Now go one step further. The machine looks at its vast database of information about you and about everyone else it has interacted with. It then looks beyond that at every other database that it has interacted with and further with ones that it surmises may be useful to access and probe. Now imagine that to go one step further, it then creates images that it “knows” you will like, with a degree of probability in the high 90s. Your taste will be categorised and commoditised and a machine will make art just for you. So, is that Art and what does it say about your taste and the state of culture? 

That is the near future of mass art. IKEA doesn’t quite do that yet but it will, within the very near future. Then, will you be quite as proud of the “art” you bought?
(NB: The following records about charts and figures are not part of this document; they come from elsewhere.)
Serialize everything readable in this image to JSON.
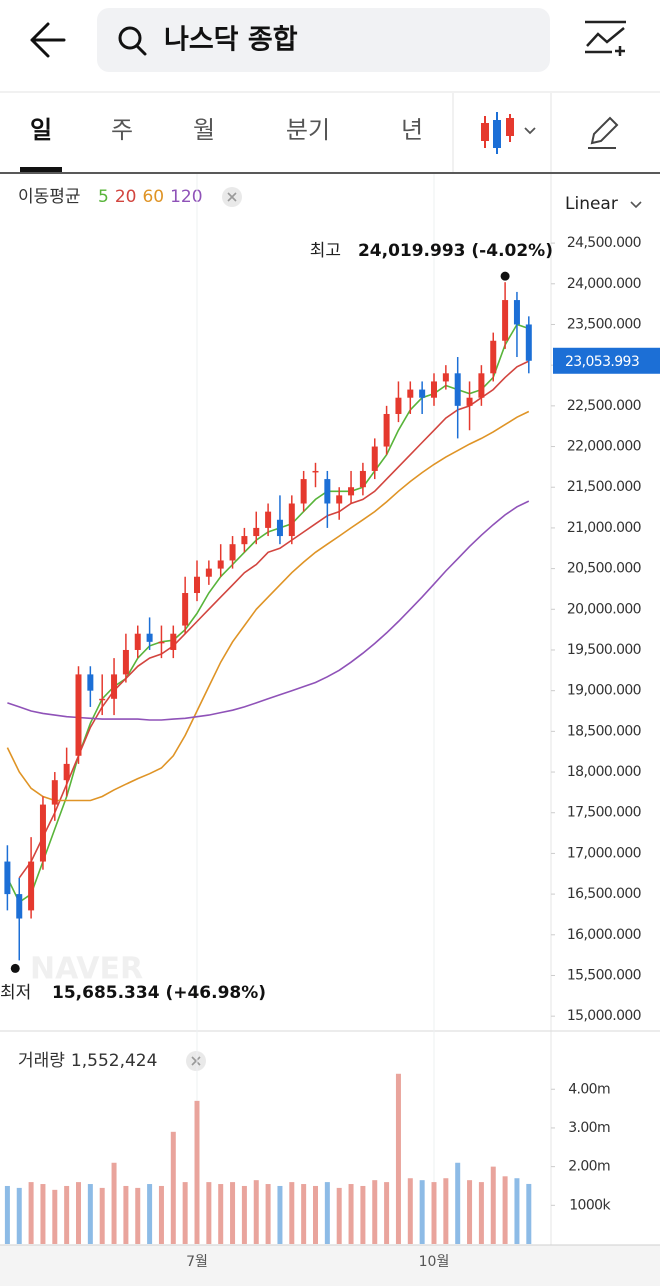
{
  "header": {
    "search_text": "나스닥 종합"
  },
  "tabs": [
    "일",
    "주",
    "월",
    "분기",
    "년"
  ],
  "chart_data": {
    "type": "candlestick",
    "scale": "Linear",
    "ma_title": "이동평균",
    "watermark": "NAVER",
    "categories": [
      null,
      null,
      null,
      null,
      null,
      null,
      null,
      null,
      null,
      null,
      null,
      null,
      null,
      null,
      null,
      null,
      "7월",
      null,
      null,
      null,
      null,
      null,
      null,
      null,
      null,
      null,
      null,
      null,
      null,
      null,
      null,
      null,
      null,
      null,
      null,
      null,
      "10월",
      null,
      null,
      null,
      null,
      null,
      null,
      null,
      null
    ],
    "open": [
      16900,
      16500,
      16300,
      16900,
      17600,
      17900,
      18200,
      19200,
      18900,
      18900,
      19200,
      19500,
      19700,
      19600,
      19500,
      19800,
      20200,
      20400,
      20500,
      20600,
      20800,
      20900,
      21000,
      21100,
      20900,
      21300,
      21700,
      21600,
      21300,
      21400,
      21500,
      21700,
      22000,
      22400,
      22600,
      22700,
      22600,
      22800,
      22900,
      22500,
      22600,
      22900,
      23300,
      23800,
      23500
    ],
    "high": [
      17100,
      16700,
      17200,
      17700,
      18000,
      18300,
      19300,
      19300,
      19200,
      19400,
      19700,
      19800,
      19900,
      19800,
      19800,
      20400,
      20600,
      20600,
      20800,
      20900,
      21000,
      21200,
      21300,
      21400,
      21400,
      21700,
      21800,
      21700,
      21500,
      21700,
      21800,
      22100,
      22500,
      22800,
      22800,
      22800,
      22900,
      23000,
      23100,
      22800,
      23000,
      23400,
      24019.993,
      23900,
      23600
    ],
    "low": [
      16300,
      15685.334,
      16200,
      16800,
      17400,
      17700,
      18100,
      18800,
      18700,
      18700,
      19100,
      19400,
      19500,
      19400,
      19400,
      19700,
      20100,
      20300,
      20400,
      20500,
      20700,
      20800,
      20900,
      20800,
      20800,
      21200,
      21500,
      21000,
      21100,
      21300,
      21400,
      21600,
      21900,
      22300,
      22400,
      22400,
      22500,
      22700,
      22100,
      22200,
      22500,
      22800,
      23200,
      23100,
      22900
    ],
    "close": [
      16500,
      16200,
      16900,
      17600,
      17900,
      18100,
      19200,
      19000,
      18900,
      19200,
      19500,
      19700,
      19600,
      19600,
      19700,
      20200,
      20400,
      20500,
      20600,
      20800,
      20900,
      21000,
      21200,
      20900,
      21300,
      21600,
      21700,
      21300,
      21400,
      21500,
      21700,
      22000,
      22400,
      22600,
      22700,
      22600,
      22800,
      22900,
      22500,
      22600,
      22900,
      23300,
      23800,
      23500,
      23053.993
    ],
    "up_color": "#e5392e",
    "down_color": "#1c6fd6",
    "ylim": [
      14830,
      25300
    ],
    "yticks": [
      {
        "value": 15000,
        "label": "15,000.000"
      },
      {
        "value": 15500,
        "label": "15,500.000"
      },
      {
        "value": 16000,
        "label": "16,000.000"
      },
      {
        "value": 16500,
        "label": "16,500.000"
      },
      {
        "value": 17000,
        "label": "17,000.000"
      },
      {
        "value": 17500,
        "label": "17,500.000"
      },
      {
        "value": 18000,
        "label": "18,000.000"
      },
      {
        "value": 18500,
        "label": "18,500.000"
      },
      {
        "value": 19000,
        "label": "19,000.000"
      },
      {
        "value": 19500,
        "label": "19,500.000"
      },
      {
        "value": 20000,
        "label": "20,000.000"
      },
      {
        "value": 20500,
        "label": "20,500.000"
      },
      {
        "value": 21000,
        "label": "21,000.000"
      },
      {
        "value": 21500,
        "label": "21,500.000"
      },
      {
        "value": 22000,
        "label": "22,000.000"
      },
      {
        "value": 22500,
        "label": "22,500.000"
      },
      {
        "value": 23000,
        "label": "23,000.000"
      },
      {
        "value": 23500,
        "label": "23,500.000"
      },
      {
        "value": 24000,
        "label": "24,000.000"
      },
      {
        "value": 24500,
        "label": "24,500.000"
      }
    ],
    "last_price": {
      "value": 23053.993,
      "label": "23,053.993"
    },
    "high_mark": {
      "title": "최고",
      "value": 24019.993,
      "label": "24,019.993 (-4.02%)"
    },
    "low_mark": {
      "title": "최저",
      "value": 15685.334,
      "label": "15,685.334 (+46.98%)"
    },
    "moving_averages": [
      {
        "name": "5",
        "color": "#58b43a",
        "values": [
          16700,
          16400,
          16500,
          16900,
          17300,
          17700,
          18200,
          18600,
          18900,
          19050,
          19150,
          19400,
          19550,
          19600,
          19620,
          19750,
          19950,
          20200,
          20400,
          20550,
          20700,
          20850,
          20950,
          21000,
          21050,
          21200,
          21350,
          21450,
          21450,
          21450,
          21500,
          21700,
          21900,
          22200,
          22450,
          22600,
          22650,
          22750,
          22700,
          22650,
          22700,
          22850,
          23250,
          23500,
          23450
        ]
      },
      {
        "name": "20",
        "color": "#d2453f",
        "values": [
          null,
          16700,
          16900,
          17200,
          17500,
          17850,
          18200,
          18550,
          18800,
          19000,
          19150,
          19300,
          19400,
          19450,
          19550,
          19700,
          19850,
          20000,
          20150,
          20300,
          20450,
          20550,
          20700,
          20750,
          20850,
          20950,
          21050,
          21150,
          21200,
          21300,
          21350,
          21450,
          21600,
          21750,
          21900,
          22050,
          22200,
          22350,
          22450,
          22500,
          22600,
          22700,
          22850,
          22980,
          23050
        ]
      },
      {
        "name": "60",
        "color": "#df9426",
        "values": [
          18300,
          18000,
          17800,
          17700,
          17650,
          17650,
          17650,
          17650,
          17700,
          17780,
          17850,
          17920,
          17980,
          18050,
          18200,
          18450,
          18750,
          19050,
          19350,
          19600,
          19800,
          20000,
          20150,
          20300,
          20450,
          20580,
          20700,
          20800,
          20900,
          21000,
          21100,
          21200,
          21320,
          21450,
          21570,
          21680,
          21780,
          21870,
          21950,
          22030,
          22100,
          22180,
          22270,
          22360,
          22430
        ]
      },
      {
        "name": "120",
        "color": "#8f52b8",
        "values": [
          18850,
          18800,
          18750,
          18720,
          18700,
          18680,
          18670,
          18660,
          18650,
          18650,
          18650,
          18650,
          18640,
          18640,
          18650,
          18660,
          18680,
          18700,
          18730,
          18760,
          18800,
          18850,
          18900,
          18950,
          19000,
          19050,
          19100,
          19170,
          19250,
          19350,
          19460,
          19580,
          19710,
          19850,
          20000,
          20150,
          20310,
          20470,
          20620,
          20770,
          20910,
          21040,
          21160,
          21260,
          21330
        ]
      }
    ],
    "volume": {
      "title": "거래량",
      "current": {
        "value": 1552424,
        "label": "1,552,424"
      },
      "up_color": "#e9a49c",
      "down_color": "#8dbbe6",
      "values": [
        1500000,
        1450000,
        1600000,
        1550000,
        1400000,
        1500000,
        1600000,
        1550000,
        1450000,
        2100000,
        1500000,
        1450000,
        1550000,
        1500000,
        2900000,
        1600000,
        3700000,
        1600000,
        1550000,
        1600000,
        1500000,
        1650000,
        1550000,
        1500000,
        1600000,
        1550000,
        1500000,
        1600000,
        1450000,
        1550000,
        1500000,
        1650000,
        1600000,
        4400000,
        1700000,
        1650000,
        1600000,
        1700000,
        2100000,
        1650000,
        1600000,
        2000000,
        1750000,
        1700000,
        1552424
      ],
      "ylim": [
        0,
        5480000
      ],
      "yticks": [
        {
          "value": 1000000,
          "label": "1000k"
        },
        {
          "value": 2000000,
          "label": "2.00m"
        },
        {
          "value": 3000000,
          "label": "3.00m"
        },
        {
          "value": 4000000,
          "label": "4.00m"
        }
      ]
    }
  }
}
If this scenario sounds like so much typical futurology then remember that the process described above is already happening. It’s exactly what dealers do. Art dealers don’t promote good work, they promote work that they can sell to their network of buyers, if its good then that’s a bonus. The dealer has a database of buyers and art which they extract information from and then look to find art that will create the emotional trigger that gets someone to buy it. They are acting as a human big data/AI setup, no more no less. They often resort to selling the brand of the artist as much as they do their work.

The future will add one thing to this process. It will enable people to produce art directly via computer that is made as a direct response to the data and information to which it has access. And this will be on demand. So will dealers then have shows with their favourite software present or will the face of thy art become the programmer? And what about the customer, how do you feel about your taste being categorised by computation? 

So how about YOUR favourite artists, will you celebrate and lionise the “artist” HAL in the same way you do Banksy or the art buyer in IKEA?